The message Jesus preached, the gospel, was the announcement that the kingdom of God was now here (Mark 1:14-15). And all the miracles, healing and exorcisms Jesus did were manifestations of God’s kingdom now come into the world. This man apparently grabbed onto Jesus’ message, believed it and went out to live it. And doing so, he manifested the kingdom in quite tangible ways. What Jesus’ disciples were still learning, this man was out doing, and it really bugged them because he was not one of them — one of “us.”

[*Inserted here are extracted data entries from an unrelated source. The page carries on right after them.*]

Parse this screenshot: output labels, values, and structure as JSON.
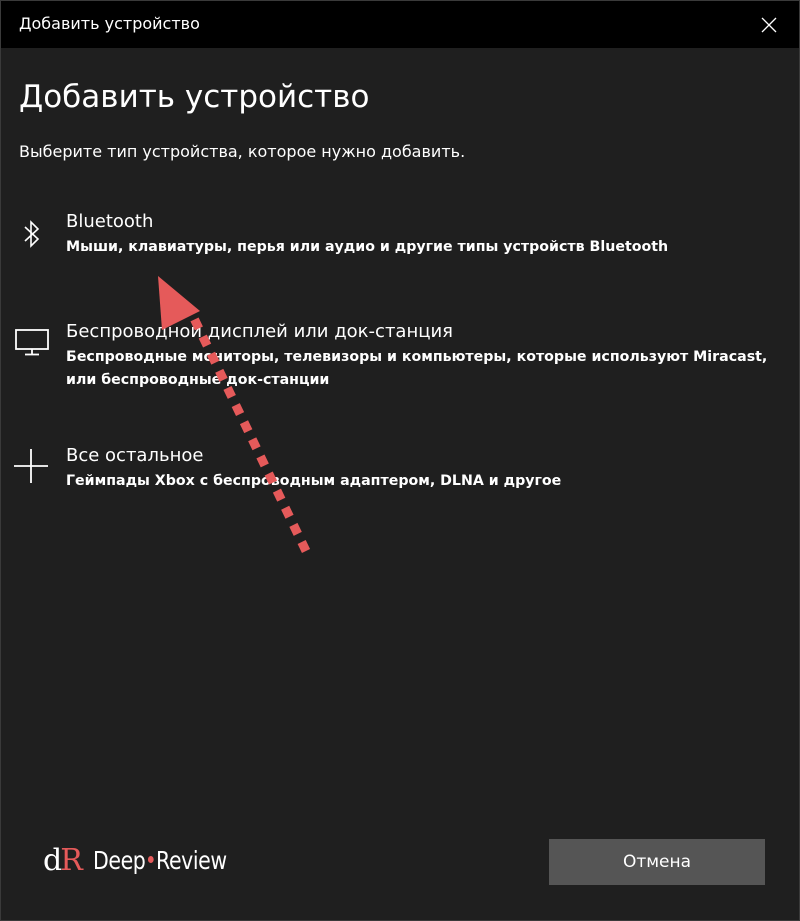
{
  "window": {
    "title": "Добавить устройство"
  },
  "page": {
    "heading": "Добавить устройство",
    "subtitle": "Выберите тип устройства, которое нужно добавить."
  },
  "options": [
    {
      "icon": "bluetooth-icon",
      "title": "Bluetooth",
      "description": "Мыши, клавиатуры, перья или аудио и другие типы устройств Bluetooth"
    },
    {
      "icon": "monitor-icon",
      "title": "Беспроводной дисплей или док-станция",
      "description": "Беспроводные мониторы, телевизоры и компьютеры, которые используют Miracast, или беспроводные док-станции"
    },
    {
      "icon": "plus-icon",
      "title": "Все остальное",
      "description": "Геймпады Xbox с беспроводным адаптером, DLNA и другое"
    }
  ],
  "footer": {
    "cancel_label": "Отмена",
    "logo_text_left": "Deep",
    "logo_text_right": "Review"
  },
  "colors": {
    "background": "#1f1f1f",
    "titlebar": "#000000",
    "button": "#555555",
    "annotation_arrow": "#e55a5a"
  }
}
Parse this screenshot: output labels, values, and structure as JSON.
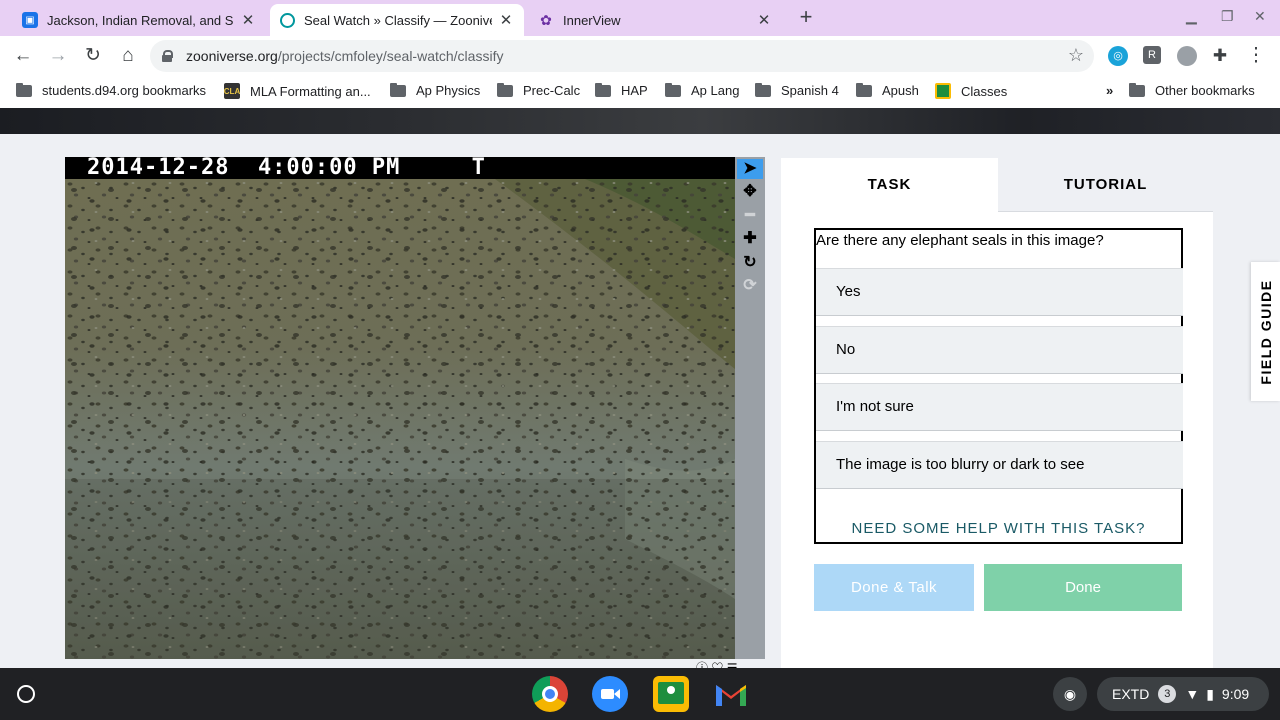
{
  "browser": {
    "tabs": [
      {
        "title": "Jackson, Indian Removal, and Su",
        "favicon": "classroom-icon",
        "color": "#1a73e8"
      },
      {
        "title": "Seal Watch » Classify — Zooniver",
        "favicon": "zooniverse-icon",
        "color": "#00979d"
      },
      {
        "title": "InnerView",
        "favicon": "innerview-icon",
        "color": "#6b2fa3"
      }
    ],
    "address": {
      "host": "zooniverse.org",
      "path": "/projects/cmfoley/seal-watch/classify"
    },
    "bookmarks": [
      {
        "label": "students.d94.org bookmarks",
        "icon": "bookmark-manager-icon"
      },
      {
        "label": "MLA Formatting an...",
        "icon": "cla-icon"
      },
      {
        "label": "Ap Physics",
        "icon": "folder-icon"
      },
      {
        "label": "Prec-Calc",
        "icon": "folder-icon"
      },
      {
        "label": "HAP",
        "icon": "folder-icon"
      },
      {
        "label": "Ap Lang",
        "icon": "folder-icon"
      },
      {
        "label": "Spanish 4",
        "icon": "folder-icon"
      },
      {
        "label": "Apush",
        "icon": "folder-icon"
      },
      {
        "label": "Classes",
        "icon": "classroom-icon"
      }
    ],
    "more_bookmarks": "»",
    "other_bookmarks": "Other bookmarks",
    "extensions": [
      {
        "name": "extension-blue-icon",
        "color": "#1aa3d9"
      },
      {
        "name": "extension-r-icon",
        "letter": "R",
        "color": "#5f6368"
      },
      {
        "name": "extension-grey-icon",
        "color": "#9aa0a6"
      }
    ]
  },
  "viewer": {
    "timestamp": "2014-12-28  4:00:00 PM     T",
    "tools": [
      "pointer-tool",
      "move-tool",
      "zoom-out-tool",
      "zoom-in-tool",
      "rotate-tool",
      "reset-tool"
    ]
  },
  "task_panel": {
    "tabs": {
      "task": "TASK",
      "tutorial": "TUTORIAL"
    },
    "question": "Are there any elephant seals in this image?",
    "answers": [
      "Yes",
      "No",
      "I'm not sure",
      "The image is too blurry or dark to see"
    ],
    "help": "NEED SOME HELP WITH THIS TASK?",
    "buttons": {
      "done_talk": "Done & Talk",
      "done": "Done"
    }
  },
  "field_guide": "FIELD GUIDE",
  "shelf": {
    "apps": [
      "chrome-icon",
      "zoom-icon",
      "google-classroom-icon",
      "gmail-icon"
    ],
    "display_mode": "EXTD",
    "notifications": "3",
    "time": "9:09"
  }
}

And now Jesus brings out the kicker: “Whoever is not against us is for us.” Notice carefully what Jesus didn’t say. He didn’t say, “Whoever is not against Me is for Me,” but rather, “Whoever is not against us is for us.” He was doing a couple of things here. First, He was establishing solidarity between Himself and the disciples. He and the disciples were “us.” They all belonged together. Jesus and the disciples; the disciples and Jesus. They were all mates.

But Jesus was also establishing solidarity between Himself, the disciples and this other fellow, who was outside their little group yet accomplishing miracles in Jesus’ name. John had tried to stop this guy, “because he was not one of us.” But Jesus was saying that, yes, this fellow, too, is “us.” Part of Jesus. Part of the disciples. Part of “us.”

Jesus was redefining the disciples’ small and limiting idea of “us.” And that made them uncomfortable. Makes us uncomfortable, too. But that’s not a bad thing … is it?